- Viagra
- Sildenafil Citrate (TP)
- Sildenafil Citrate TEVA
- Sildenafil Citrate (GS)
- Tadalafil TEVA
- Tadalafil ACCORD
- Tadalafil DAILY
- Vardenafil TEVA
- Vardenafil ZYDUS
- Cialis
Smokers May Get Strokes 10 Years Before Nonsmokers
2011-10-05
|
Smokers May Get Strokes 10 Years Before Nonsmokers
Oct. 3, 2011 -- Smoking is considered one of the major risk factors for strokes.
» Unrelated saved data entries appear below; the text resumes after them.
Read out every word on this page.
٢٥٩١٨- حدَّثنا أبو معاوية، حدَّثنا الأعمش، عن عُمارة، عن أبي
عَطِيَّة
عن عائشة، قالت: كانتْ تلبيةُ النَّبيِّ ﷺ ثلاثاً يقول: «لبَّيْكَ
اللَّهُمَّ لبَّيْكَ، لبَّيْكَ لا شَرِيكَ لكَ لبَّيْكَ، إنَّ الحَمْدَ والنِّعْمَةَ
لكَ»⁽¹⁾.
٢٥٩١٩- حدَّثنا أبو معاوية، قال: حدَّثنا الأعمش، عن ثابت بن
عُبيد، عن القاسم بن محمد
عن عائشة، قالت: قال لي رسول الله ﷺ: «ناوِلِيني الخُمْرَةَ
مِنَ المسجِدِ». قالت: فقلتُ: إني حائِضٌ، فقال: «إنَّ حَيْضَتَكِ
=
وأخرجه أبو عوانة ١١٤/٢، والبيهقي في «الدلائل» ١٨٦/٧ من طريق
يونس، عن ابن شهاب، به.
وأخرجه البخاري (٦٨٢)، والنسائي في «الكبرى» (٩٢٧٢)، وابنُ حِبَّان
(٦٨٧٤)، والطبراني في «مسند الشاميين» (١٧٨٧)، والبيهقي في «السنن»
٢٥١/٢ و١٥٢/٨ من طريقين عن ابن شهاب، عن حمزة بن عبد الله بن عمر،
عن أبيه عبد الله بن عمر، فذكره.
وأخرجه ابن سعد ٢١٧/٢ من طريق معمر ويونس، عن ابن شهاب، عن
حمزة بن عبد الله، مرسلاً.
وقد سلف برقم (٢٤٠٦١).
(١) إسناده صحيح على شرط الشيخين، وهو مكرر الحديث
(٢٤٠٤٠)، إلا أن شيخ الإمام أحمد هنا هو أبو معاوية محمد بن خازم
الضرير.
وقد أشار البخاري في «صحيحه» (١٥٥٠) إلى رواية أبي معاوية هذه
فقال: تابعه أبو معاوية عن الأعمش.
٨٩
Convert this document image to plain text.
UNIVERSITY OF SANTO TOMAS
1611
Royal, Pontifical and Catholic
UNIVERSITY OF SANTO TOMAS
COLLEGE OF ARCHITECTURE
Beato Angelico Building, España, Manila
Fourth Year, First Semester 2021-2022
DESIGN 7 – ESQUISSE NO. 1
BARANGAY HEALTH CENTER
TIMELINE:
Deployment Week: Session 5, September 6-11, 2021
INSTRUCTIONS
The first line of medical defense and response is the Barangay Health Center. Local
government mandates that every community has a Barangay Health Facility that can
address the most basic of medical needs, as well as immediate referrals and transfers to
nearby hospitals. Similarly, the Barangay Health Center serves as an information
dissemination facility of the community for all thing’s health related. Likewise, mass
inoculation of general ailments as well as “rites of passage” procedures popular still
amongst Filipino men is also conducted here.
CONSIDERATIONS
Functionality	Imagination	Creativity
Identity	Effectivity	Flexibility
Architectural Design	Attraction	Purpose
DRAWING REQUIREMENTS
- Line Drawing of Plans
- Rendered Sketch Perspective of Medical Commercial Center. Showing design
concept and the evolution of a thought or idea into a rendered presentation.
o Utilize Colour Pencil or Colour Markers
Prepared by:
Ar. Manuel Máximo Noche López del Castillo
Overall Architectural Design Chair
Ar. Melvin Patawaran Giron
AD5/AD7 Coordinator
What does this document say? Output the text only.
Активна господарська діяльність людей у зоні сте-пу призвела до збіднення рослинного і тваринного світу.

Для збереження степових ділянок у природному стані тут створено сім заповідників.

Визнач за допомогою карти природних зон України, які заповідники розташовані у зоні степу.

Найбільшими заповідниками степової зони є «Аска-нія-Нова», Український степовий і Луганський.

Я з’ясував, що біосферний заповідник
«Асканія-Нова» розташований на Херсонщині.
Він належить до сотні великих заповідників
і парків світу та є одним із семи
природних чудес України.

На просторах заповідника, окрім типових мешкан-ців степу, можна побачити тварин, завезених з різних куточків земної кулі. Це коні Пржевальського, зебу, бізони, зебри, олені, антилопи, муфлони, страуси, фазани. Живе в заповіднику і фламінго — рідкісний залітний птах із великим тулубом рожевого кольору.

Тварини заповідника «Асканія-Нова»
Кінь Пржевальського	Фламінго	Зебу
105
Now research shows that smokers tend to have strokes close to one full decade earlier than nonsmokers.
Smokers were age 58, on average, when they had a stroke, while nonsmokers were 67, on average, according to a study presented at the Canadian Stroke Congress in Ottawa.
A stroke or brain attack occurs when blood flow to the brain is blocked by a blood clot (ischemic stroke) or when a blood vessel ruptures (hemorrhagic stroke).
Smokers in the study were two times more likely to have an ischemic stroke and two to four times more likely to have a hemorrhagic stroke compared to nonsmokers.
"We have always known that the more you smoke, the more you stroke, and now we know that the more you smoke, the younger you stroke," says study researcher Andrew Pipe, MD. He's chief of the division of prevention and rehabilitation at the University of Ottawa Heart Institute and a professor in the faculty of medicine at the University of Ottawa.
Researchers examined the differences between 264 smokers who had a stroke and 718 nonsmokers who had a stroke between January 2009 and March 2011. Smokers were found to have strokes earlier. They were also more likely to experience complications after their stroke, including a second stroke.
Smoking Cessation Cuts Risks
The good news is that quitting smoking can help offset these risks, Pipe says.
"We have neglected smoking and have not been as resolute or resourceful in helping patients who are smokers as we have in addressing other risk factors like high blood pressure and cholesterol," he says. "Most of them know they shouldn't smoke and know that they should quit and are prepared to make a quitting attempt.
"The benefits of quitting smoking accrue so rapidly," Pipe says.
"We have always known smoking is bad for you, but we didn't know how bad," says Antoine M. Hakim, MD, PhD. Hakim is CEO and scientific director of the Canadian Stroke Network in Ottawa.
"Smokers are younger when they get their strokes and when they do have strokes, they are much more complicated," says Hakim. "Please quit, and when you do, your risk level is back down as if you have never smoked within two years."
Smokers tend to have strokes close to 10 years before nonsmokers. "That's pretty significant," says M. Shaman Hussain, MD, a neurologist at Cleveland Clinic's Cerebrovascular Center in Ohio.
"Strokes are hitting smokers much earlier in life when they are still the breadwinners and having a devastating stroke is a burden on them and the family who they support," he says.
Besides quitting smoking, smokers need to focus on reducing other risk factors for stroke. These include:
- High blood pressure
- Diabetes
- High blood cholesterol levels
- Sedentary lifestyle
- Obesity
"Smokers especially need to be paying very close attention to the health of their blood vessels," Hussain says.
Quitting smoking is not easy, but there are more tools available to help a person do so today than ever before, he says. "Smoking takes a hold on people and quitting is a very difficult thing do."
If you are reading this article and you smoke, "contact your primary care doctor and see what is out there to help you quit tobacco," he says.
This study was presented at a medical conference. The findings should be considered preliminary as they have not yet undergone the "peer review" process, in which outside experts scrutinize the data prior to publication in a medical journal.